The bears scored a psychological victory over the bulls by making the Sensex close below 20,000 and the Nifty below 6,000 last week. Equity prices rose in the early part of the week helped by short covering ahead of the expiry of derivatives on Thursday and strong global markets. But sentiment turned adverse towards the weekend as the Reserve Bank of India’s Governor doused hopes of large doses of policy rate cuts citing the mounting current account deficit and high retail inflation as the reason.
GDP growth for the March quarter staying below 5 per cent, though expected, depressed the investing fraternity further. The rupee too threatened to move to a new life-time low against the greenback on Friday making the Sensex crash 455 points and the Nifty to decline 139 points.
What is particularly disconcerting is the volatility witnessed over the last three weeks. It is obvious that both the bull and the bear camps are extremely nervous at this point. While investors are rushing to book profits at every decline, thus exacerbating the fall, there is similar urgency to participate in the rally when prices rebound; causing violent swing in stock prices.
As per technical studies such whipsaws occur close to significant peaks and troughs. Since Indian benchmark indices have travelled over 20 per cent since last June low, it is best to watch your step from now on.
Derivative volumes were high ahead of the expiry day. According to SEBI, FIIs were net buyers in most sessions. Their tally for this year is already at $15 billion in equity and $4.5 billion in debt.
Key events to watch out for next week will be HCBC India’s PMI numbers and progress of the monsoon. Investors will also start worrying about the RBI’s next move in its policy meeting in June.
We had pointed out the possibility of an evening star pattern in the weekly candlestick chart of both the Sensex and the Nifty in our last column. While confirmation in the form of further decline was not received last week, we have a gravestone doji formation in both charts this week.

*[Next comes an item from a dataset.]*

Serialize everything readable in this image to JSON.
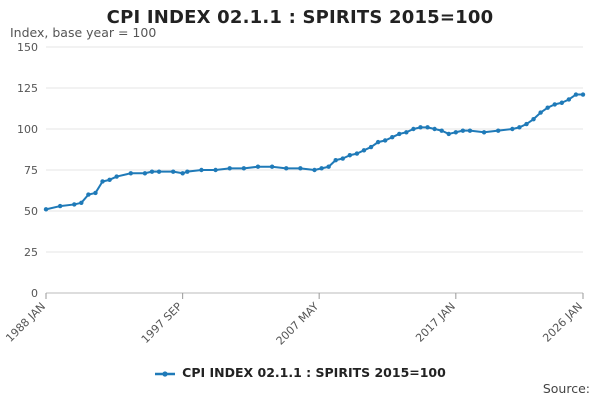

As the name signifies, this pattern also occurs towards the end of an uptrend and signals that supply is increasing at higher levels.
Oscillators signal that the long-term trend continues to be up in the Sensex and the Nifty though the medium term trend is slightly under pressure. The same is true of the short-term trend too. It is poised in the neutral region pointing southward, but has not reversed lower yet.
Sensex (19,760.3)
The Sensex rose to the intra-week peak of 20,254 before erasing all the gains on Thursday. As far as the short-term outlook is concerned, the index can decline to the support zone around 19,564. Recent trough formed at this juncture and the presence of Fibonacci retracement support here makes it a good level from where a short-term rebound can happen. The 50-day moving average present in the vicinity at 19,616 adds to the relevance of this level.
Rebound above 19,560 can result in the index moving higher to 19,937 or 20,200 in the near term. Short-term investors need to stay wary as long as the index trades below 20,200. This level needs to be breached to clear the way for rally to 20,443.
Decline below 19,560 can result in the index extending its decline to 19,293 or 19,022. Short-term view will turn negative only on move below 19,000.
The medium-term trend in the Sensex, however, continues to be up and our view for this time-frame has not altered. Key medium term support exists at 18,144. As long as the index holds above this level, the possibility of a break higher to 21,000 remains open. This trend will turn negative only on strong move below 18,000.
Nifty (5,985.9)
The Nifty hit the intra-week high of 6,133 before reversing lower last week. The short-term trend is down in the index but it is nearing key support at 5,936. The presence of the 50-day moving average in this zone also makes it an important support. Reversal from here can take the Nifty higher to 6,050, 6,120 or 6,230 in the near term.
Conversely, decline below 5,936 can result in further decline to 5,850 or 5,760. Short-term trend will turn negative only on decline below 5,760.
The medium-term trend in the Nifty continues to be up. This trend will be threatened only on close below 5,477. As long as the index holds above this level, the possibility of break-out to 6,301 or higher remains open.
Global cues
Most global markets extended their declines last week. The European indices were the exception with the DJ Euro STOXX 50 index closing with gains.
A final-hour sell-off in the US markets on Friday caused the Dow Jones Industrial Average to close the week with 187 points loss.
This decline made traders panic sending the CBOE volatility index up to 16.3. Close above 18 is needed to signal that this index is launching a medium-term uptrend.
That will happen if the Dow continues its downward trajectory. An evening star pattern in the weekly chart of the Dow is a cause for concern. But the index will need to close below 14,300 to signal a reversal in the short-term uptrend.
Else the index will be on course to achieve its next medium-term target of 15,677.
Rupee watch
The rupee tumbling 1.6 per cent also added to the trepidation last week. The Indian currency has lost 5 per cent since the beginning of this month and is placed close to its life-time low at 57.3.
This is the immediate support to watch. Reversal from here will pull the rupee back to 53 or 51.
Break of this level will imply that the down-move from July 2011 peak at 43.8 has resumed.
Minimum target in this event would be 61.9.